Hi Dave,
Was thinking of sending you an email again but decided to join the forum instead, so here's my first post here. Please be nice to me
I just saw your vid on the repair and would like to comment on a few things
As per some comments, the uC is a Fujitsu brand. It has a different "F" than fairchild. A google image search confirmed this
The part is an MB89F538 (
http://www.alldatasheet.com/datasheet-pdf/pdf/153408/FUJITSU/MB89F538-201PV.html) 8bit uC.
Also, the part that has burned is most probably a ceramic capacitor for EMC/EMI. You have the two caps from each line to ground and then a third across the AC input.
In my previous work, for fire hazard reasons, we use two ceramic capacitors in series to prevent a direct short across the supply line causing a fire. With two in series, if one fails, the other will work fine no problem in the application.

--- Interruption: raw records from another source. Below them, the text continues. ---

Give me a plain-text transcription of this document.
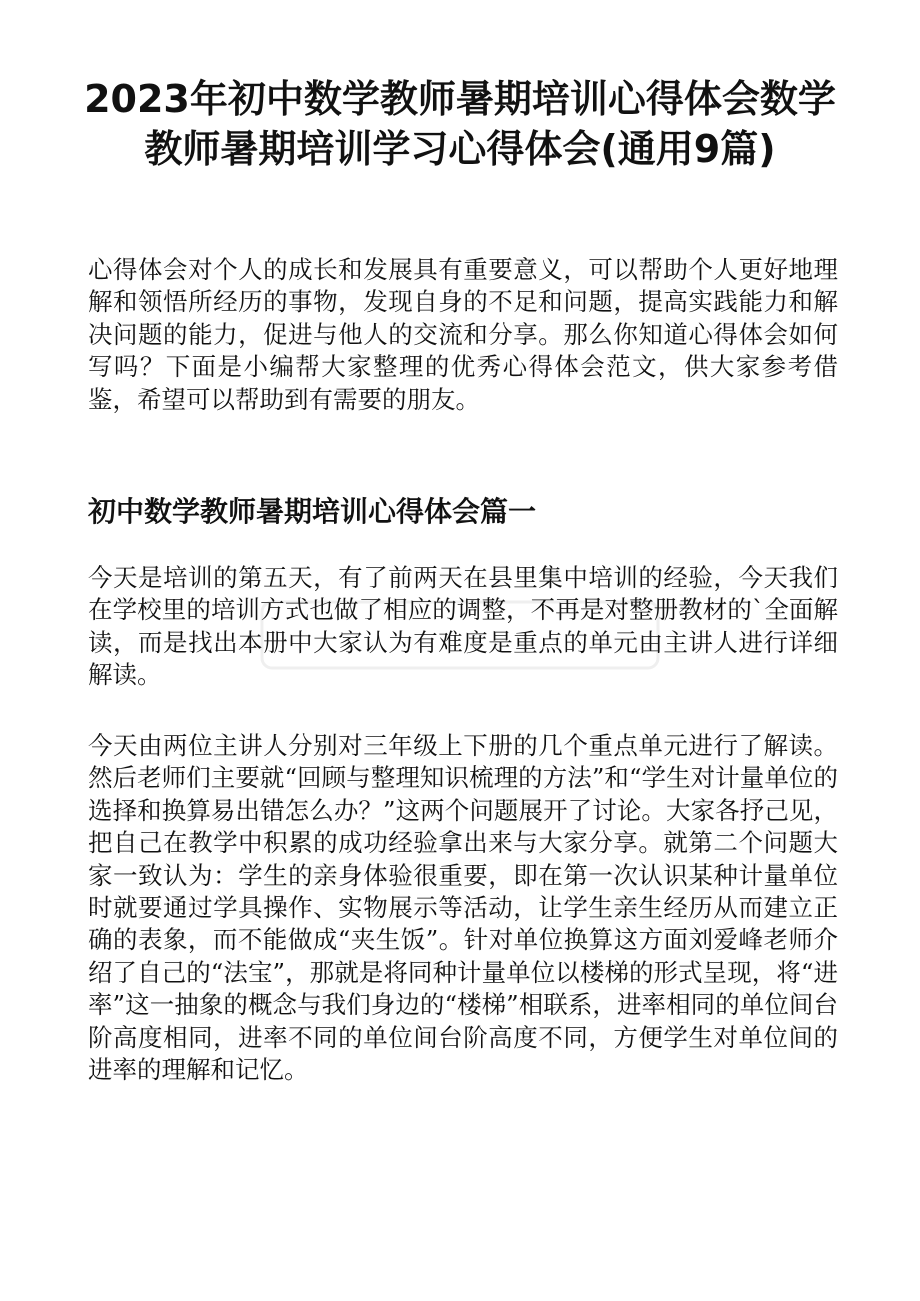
2023年初中数学教师暑期培训心得体会数学教师暑期培训学习心得体会(通用9篇)

心得体会对个人的成长和发展具有重要意义，可以帮助个人更好地理解和领悟所经历的事物，发现自身的不足和问题，提高实践能力和解决问题的能力，促进与他人的交流和分享。那么你知道心得体会如何写吗？下面是小编帮大家整理的优秀心得体会范文，供大家参考借鉴，希望可以帮助到有需要的朋友。

初中数学教师暑期培训心得体会篇一

今天是培训的第五天，有了前两天在县里集中培训的经验，今天我们在学校里的培训方式也做了相应的调整，不再是对整册教材的`全面解读，而是找出本册中大家认为有难度是重点的单元由主讲人进行详细解读。

今天由两位主讲人分别对三年级上下册的几个重点单元进行了解读。然后老师们主要就“回顾与整理知识梳理的方法”和“学生对计量单位的选择和换算易出错怎么办？”这两个问题展开了讨论。大家各抒己见，把自己在教学中积累的成功经验拿出来与大家分享。就第二个问题大家一致认为：学生的亲身体验很重要，即在第一次认识某种计量单位时就要通过学具操作、实物展示等活动，让学生亲生经历从而建立正确的表象，而不能做成“夹生饭”。针对单位换算这方面刘爱峰老师介绍了自己的“法宝”，那就是将同种计量单位以楼梯的形式呈现，将“进率”这一抽象的概念与我们身边的“楼梯”相联系，进率相同的单位间台阶高度相同，进率不同的单位间台阶高度不同，方便学生对单位间的进率的理解和记忆。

What I think happened here could be that the cap experienced a voltage spike across the lines or that it is cracked in the first place after thermal cycling or board flexing causing an internal short which resulted to a direct short on the AC input line then causing the cap to burst into flames. (Yes, I have caused the same type of flame on a project when I subjected an axial MLCC with voltage spikes.)
Also, with regards to the MOV not being populated in the daughter board, we used to design everything into the PCB and populate everything in the initial design. After testing, we remove parts to save cost and check the performance if it still meets the requirements. If it still does, then we leave the part off in the next revisions up to the mass production stage.